Methods: From data collected from 132 subjects in 6 countries, qualitative research methods identified their most important symptoms (and verbal descriptions) associated with neuropathic pain. A core set of commonly described symptoms spanning multiple cultures was also described. Moderators using a semi-structured discussion guide conducted focus groups consisting of patients in the U.S., Brazil, Japan, China, Finland, and Spain to elicit concepts that were most important and relevant (concept elicitation phase). Study subjects ranked the importance of each neuropathic pain symptom, completed the NPSI, and commented on its ability to capture key symptoms (face and content validation phase).

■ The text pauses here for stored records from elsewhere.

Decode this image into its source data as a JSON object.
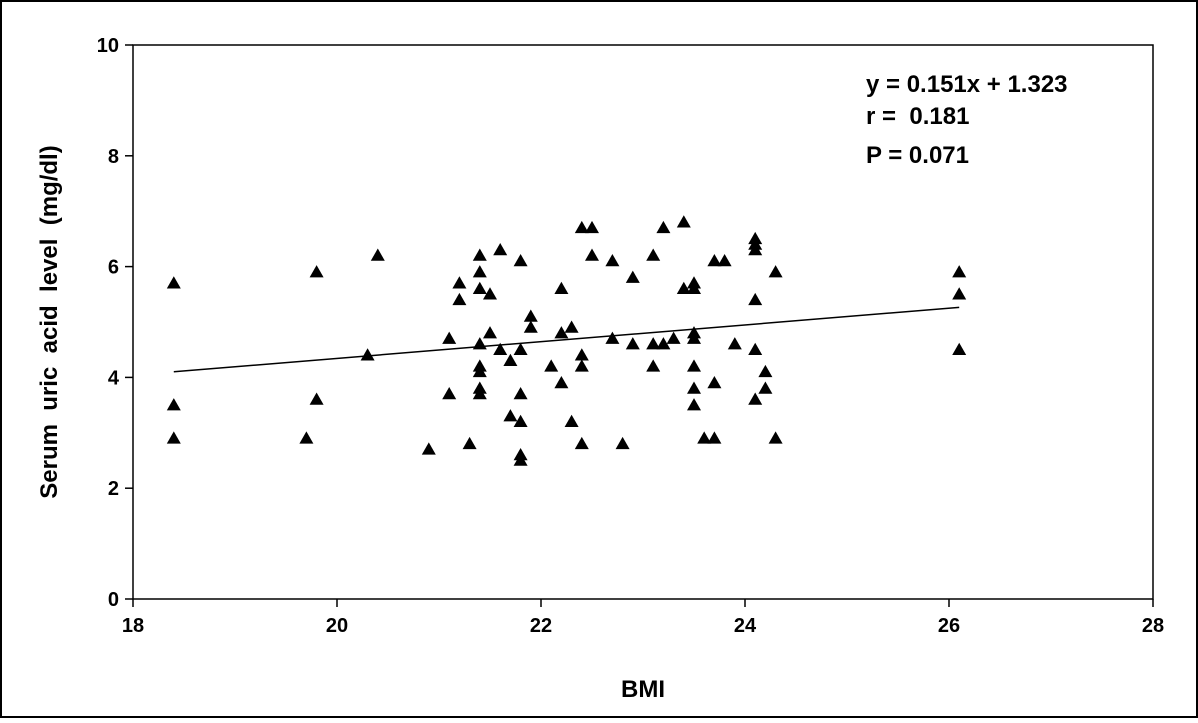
{
  "chart_data": {
    "type": "scatter",
    "xlabel": "BMI",
    "ylabel": "Serum  uric  acid  level  (mg/dl)",
    "xlim": [
      18,
      28
    ],
    "ylim": [
      0,
      10
    ],
    "x_ticks": [
      18,
      20,
      22,
      24,
      26,
      28
    ],
    "y_ticks": [
      0,
      2,
      4,
      6,
      8,
      10
    ],
    "x_tick_labels": [
      "18",
      "20",
      "22",
      "24",
      "26",
      "28"
    ],
    "y_tick_labels": [
      "0",
      "2",
      "4",
      "6",
      "8",
      "10"
    ],
    "grid": false,
    "marker": "filled-triangle",
    "annotations": [
      "y = 0.151x + 1.323",
      "r =  0.181",
      "P = 0.071"
    ],
    "trendline": {
      "slope": 0.151,
      "intercept": 1.323,
      "x_range": [
        18.4,
        26.1
      ]
    },
    "points": [
      [
        18.4,
        5.7
      ],
      [
        18.4,
        3.5
      ],
      [
        18.4,
        2.9
      ],
      [
        19.7,
        2.9
      ],
      [
        19.8,
        5.9
      ],
      [
        19.8,
        3.6
      ],
      [
        20.3,
        4.4
      ],
      [
        20.4,
        6.2
      ],
      [
        20.9,
        2.7
      ],
      [
        21.1,
        4.7
      ],
      [
        21.1,
        3.7
      ],
      [
        21.2,
        5.7
      ],
      [
        21.2,
        5.4
      ],
      [
        21.3,
        2.8
      ],
      [
        21.4,
        6.2
      ],
      [
        21.4,
        5.9
      ],
      [
        21.4,
        5.6
      ],
      [
        21.4,
        4.6
      ],
      [
        21.4,
        4.2
      ],
      [
        21.4,
        4.1
      ],
      [
        21.4,
        3.8
      ],
      [
        21.4,
        3.7
      ],
      [
        21.5,
        5.5
      ],
      [
        21.5,
        4.8
      ],
      [
        21.6,
        6.3
      ],
      [
        21.6,
        4.5
      ],
      [
        21.7,
        4.3
      ],
      [
        21.7,
        3.3
      ],
      [
        21.8,
        6.1
      ],
      [
        21.8,
        4.5
      ],
      [
        21.8,
        3.7
      ],
      [
        21.8,
        3.2
      ],
      [
        21.8,
        2.6
      ],
      [
        21.8,
        2.5
      ],
      [
        21.9,
        5.1
      ],
      [
        21.9,
        4.9
      ],
      [
        22.1,
        4.2
      ],
      [
        22.2,
        5.6
      ],
      [
        22.2,
        4.8
      ],
      [
        22.2,
        3.9
      ],
      [
        22.3,
        4.9
      ],
      [
        22.3,
        3.2
      ],
      [
        22.4,
        6.7
      ],
      [
        22.4,
        4.4
      ],
      [
        22.4,
        4.2
      ],
      [
        22.4,
        2.8
      ],
      [
        22.5,
        6.7
      ],
      [
        22.5,
        6.2
      ],
      [
        22.7,
        6.1
      ],
      [
        22.7,
        4.7
      ],
      [
        22.8,
        2.8
      ],
      [
        22.9,
        5.8
      ],
      [
        22.9,
        4.6
      ],
      [
        23.1,
        6.2
      ],
      [
        23.1,
        4.6
      ],
      [
        23.1,
        4.2
      ],
      [
        23.2,
        6.7
      ],
      [
        23.2,
        4.6
      ],
      [
        23.3,
        4.7
      ],
      [
        23.4,
        6.8
      ],
      [
        23.4,
        5.6
      ],
      [
        23.5,
        5.7
      ],
      [
        23.5,
        5.6
      ],
      [
        23.5,
        4.8
      ],
      [
        23.5,
        4.7
      ],
      [
        23.5,
        4.2
      ],
      [
        23.5,
        3.8
      ],
      [
        23.5,
        3.5
      ],
      [
        23.6,
        2.9
      ],
      [
        23.7,
        6.1
      ],
      [
        23.7,
        3.9
      ],
      [
        23.7,
        2.9
      ],
      [
        23.8,
        6.1
      ],
      [
        23.9,
        4.6
      ],
      [
        24.1,
        6.5
      ],
      [
        24.1,
        6.4
      ],
      [
        24.1,
        6.3
      ],
      [
        24.1,
        5.4
      ],
      [
        24.1,
        4.5
      ],
      [
        24.1,
        3.6
      ],
      [
        24.2,
        4.1
      ],
      [
        24.2,
        3.8
      ],
      [
        24.3,
        5.9
      ],
      [
        24.3,
        2.9
      ],
      [
        26.1,
        5.9
      ],
      [
        26.1,
        5.5
      ],
      [
        26.1,
        4.5
      ]
    ]
  }
}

Results: Descriptive terms for sensations of neuropathic pain were similar in all countries; burning, electric shocks, and pins and needles were among the most-common sensations. Individuals with neuropathic pain experienced all sensations that were included in the NPSI. They also tended to describe pins and needles and numbness interchangeably, perhaps reflecting the relative number of DPN subjects on study.
Conclusion: Based on data from these focus groups, the NPSI is an acceptable instrument for assessing neuropathic pain.